Firing Squad: Summer Sack Looms for Seedorf, Mazzarri, Sherwood and Others
We’re changing tack in this installment of the Firing Squad.
Between now and the end of the season, we’ll be using this space to highlight those managers who could well lose their jobs if results aren’t improved over the next few weeks.
While a few clubs could still pull the trigger on their current gaffers, it’s unlikely that any big names will be called out into the yard until next month, and they’re the ones we want to focus on.
Over the next five slides, we’ll examine those managers most likely to be cut loose if the wins don’t pile up before the middle of May.
5. Clarence Seedorf, AC Milan
It was less than a month ago that Corriere dello Sport (via Football Italia) reported Clarence Seedorf had been handed a Europa League ultimatum.
AC Milan have hardly improved since the Dutchman took over at the San Siro in January, and with seven rounds to play, they sit 11th in Serie A—five points back of their Europa League target.

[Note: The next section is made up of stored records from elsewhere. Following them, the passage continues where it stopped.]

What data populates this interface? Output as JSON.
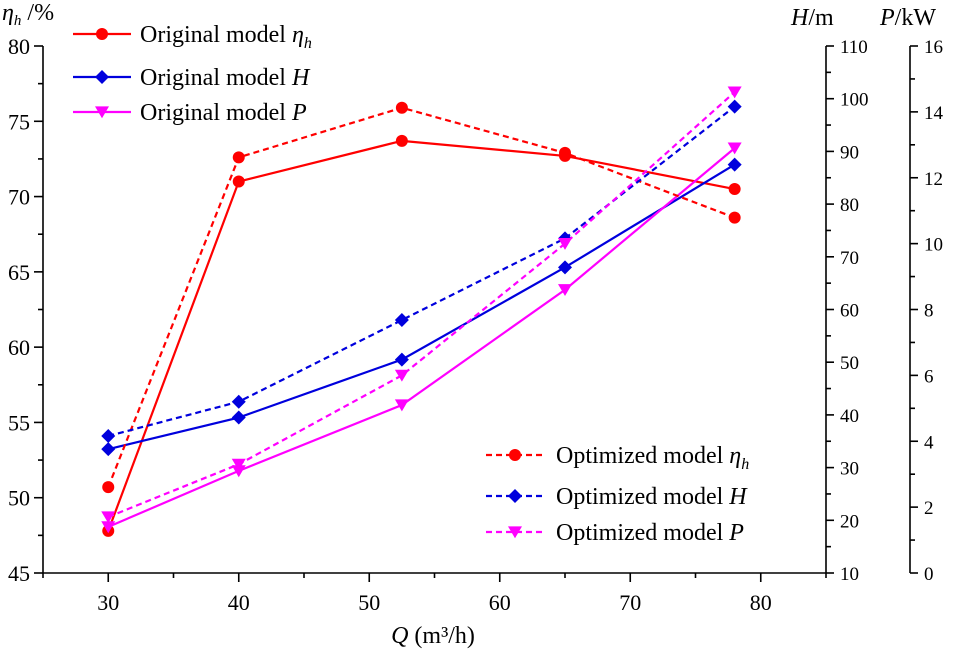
{
  "chart_data": {
    "type": "line",
    "x": [
      30,
      40,
      52.5,
      65,
      78
    ],
    "xlim": [
      25,
      85
    ],
    "x_ticks": [
      30,
      40,
      50,
      60,
      70,
      80
    ],
    "xlabel_symbol": "Q",
    "xlabel_unit": " (m³/h)",
    "left_axis": {
      "label_symbol": "η",
      "label_sub": "h",
      "label_unit": " /%",
      "ylim": [
        45,
        80
      ],
      "ticks": [
        45,
        50,
        55,
        60,
        65,
        70,
        75,
        80
      ]
    },
    "mid_axis": {
      "label_symbol": "H",
      "label_unit": "/m",
      "ylim": [
        10,
        110
      ],
      "ticks": [
        10,
        20,
        30,
        40,
        50,
        60,
        70,
        80,
        90,
        100,
        110
      ]
    },
    "right_axis": {
      "label_symbol": "P",
      "label_unit": "/kW",
      "ylim": [
        0,
        16
      ],
      "ticks": [
        0,
        2,
        4,
        6,
        8,
        10,
        12,
        14,
        16
      ]
    },
    "series": [
      {
        "name": "Original model ηh",
        "axis": "left",
        "color": "#ff0000",
        "dash": "solid",
        "marker": "circle",
        "values": [
          47.8,
          71.0,
          73.7,
          72.7,
          70.5
        ]
      },
      {
        "name": "Original model H",
        "axis": "mid",
        "color": "#0000dd",
        "dash": "solid",
        "marker": "diamond",
        "values": [
          33.5,
          39.5,
          50.5,
          68,
          87.5
        ]
      },
      {
        "name": "Original model P",
        "axis": "right",
        "color": "#ff00ff",
        "dash": "solid",
        "marker": "triangle-down",
        "values": [
          1.4,
          3.1,
          5.1,
          8.6,
          12.9
        ]
      },
      {
        "name": "Optimized model ηh",
        "axis": "left",
        "color": "#ff0000",
        "dash": "dashed",
        "marker": "circle",
        "values": [
          50.7,
          72.6,
          75.9,
          72.9,
          68.6
        ]
      },
      {
        "name": "Optimized model H",
        "axis": "mid",
        "color": "#0000dd",
        "dash": "dashed",
        "marker": "diamond",
        "values": [
          36,
          42.5,
          58,
          73.5,
          98.5
        ]
      },
      {
        "name": "Optimized model P",
        "axis": "right",
        "color": "#ff00ff",
        "dash": "dashed",
        "marker": "triangle-down",
        "values": [
          1.7,
          3.3,
          6.0,
          10.0,
          14.6
        ]
      }
    ],
    "legend_top": {
      "position": "top-left",
      "entries": [
        {
          "prefix": "Original model",
          "symbol": "η",
          "sub": "h"
        },
        {
          "prefix": "Original model",
          "symbol": "H",
          "sub": ""
        },
        {
          "prefix": "Original model",
          "symbol": "P",
          "sub": ""
        }
      ]
    },
    "legend_bottom": {
      "position": "bottom-right",
      "entries": [
        {
          "prefix": "Optimized model",
          "symbol": "η",
          "sub": "h"
        },
        {
          "prefix": "Optimized model",
          "symbol": "H",
          "sub": ""
        },
        {
          "prefix": "Optimized model",
          "symbol": "P",
          "sub": ""
        }
      ]
    }
  }
}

It’s been a difficult, even embarrassing season for the Rossoneri, and a summer of upheaval is expected at the seven-time European champions.
The question club owner Silvio Berlusconi has to answer is whether or not he wants Seedorf in charge when the changes take place.

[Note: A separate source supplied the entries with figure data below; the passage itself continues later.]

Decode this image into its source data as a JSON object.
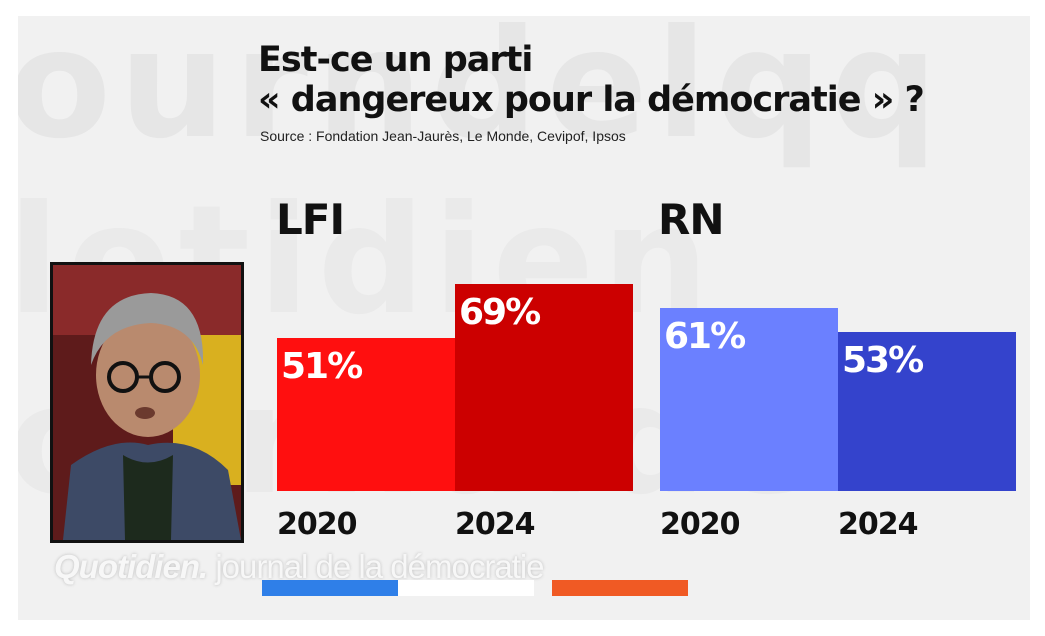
{
  "slide": {
    "title_line1": "Est-ce un parti",
    "title_line2": "« dangereux pour la démocratie » ?",
    "source": "Source : Fondation Jean-Jaurès, Le Monde, Cevipof, Ipsos"
  },
  "watermark": {
    "line1": "ourndelqq",
    "line2": "lotidien",
    "line3": "ournalde"
  },
  "footer": {
    "brand": "Quotidien.",
    "tagline": "journal de la démocratie",
    "stripe_colors": [
      "#2f7fe8",
      "#ffffff",
      "#f05a24"
    ]
  },
  "photo": {
    "icon": "person-portrait-icon"
  },
  "chart_data": [
    {
      "type": "bar",
      "title": "LFI",
      "categories": [
        "2020",
        "2024"
      ],
      "values": [
        51,
        69
      ],
      "value_labels": [
        "51%",
        "69%"
      ],
      "unit": "%",
      "colors": [
        "#ff0f0f",
        "#cc0000"
      ],
      "ylim": [
        0,
        100
      ],
      "grid": false,
      "xlabel": "",
      "ylabel": ""
    },
    {
      "type": "bar",
      "title": "RN",
      "categories": [
        "2020",
        "2024"
      ],
      "values": [
        61,
        53
      ],
      "value_labels": [
        "61%",
        "53%"
      ],
      "unit": "%",
      "colors": [
        "#6b80ff",
        "#3443cc"
      ],
      "ylim": [
        0,
        100
      ],
      "grid": false,
      "xlabel": "",
      "ylabel": ""
    }
  ]
}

4. David Moyes, Manchester United
That a section of Manchester United supporters would like to see David Moyes ushered out of the club was made obvious when a plane flying a banner reading “Wrong one – Moyes out” was flown over Old Trafford during a recent match against Aston Villa.
The stunt was met with boos inside the ground, however, and a subsequent 1-1 draw with Bayern Munich seems to have strengthened Moyes’ position even further.
However, the United boss remains a flashpoint of contention.
Between now and the summer, the board will have to decide whether or not to entrust a sizable transfer kitty to a manager who as recently as last week was reported to be facing a player revolt, according to ESPN FC.
3. Walter Mazzarri, Inter Milan
Like Seedorf, Inter Milan manager Walter Mazzarri faces a "no Europe, no job" scenario at the San Siro, according to both Gazzetta dello Sport and Corriere dello Sport (via Football Italia).
Monday’s draw away to relegation-threatened Livorno left the struggling Nerazzurri just three points above seventh-place Atalanta and outside of the European places.
In fact, since the schedule resumed following the winter break, they’ve won just three of 14 matches.
Mazzarri’s Inter simply can’t find the back of the net. Since December 15, they’ve scored more than a single goal in a match on just three occasions.
2. Juan Antonio Pizzi, Valencia
There were high hopes for Miroslav Dukic when the Serb replaced Ernesto Valverde as Valencia manager last June.
However, the 48-year-old lasted only six months at the Mestalla before being sacked, and his own replacement—Juan Antonio Pizzi—hasn’t done much better.
Los Che have won just five La Liga matches in 2014, and while the Europa League has served as a bit of reprieve for the Spanish giants, they’re unlikely to return to European football next season given their eighth-place position in the table.
1. Tim Sherwood, Tottenham Hotspur
Former Netherlands international Ruud Gullit has told BBC Radio 5 live that Louis Van Gaal’s move to Tottenham Hotspur is a “done deal,” according to ESPN FC, and nothing from the Premier League outfit’s recent performances would seem to suggest they won’t be looking to change managers in the spring.
Current boss Tim Sherwood has rankled fans and observers with his heart-on-the-sleeve approach, and his team selections often leave the impression he picked the names out of a hat.
The 45-year-old, who had no experience in first-team management when he replaced Andre Villas-Boas in October, almost certainly won’t be back next season.
A strong run to finish the schedule would give club chairman Daniel Levy pause for thought, though.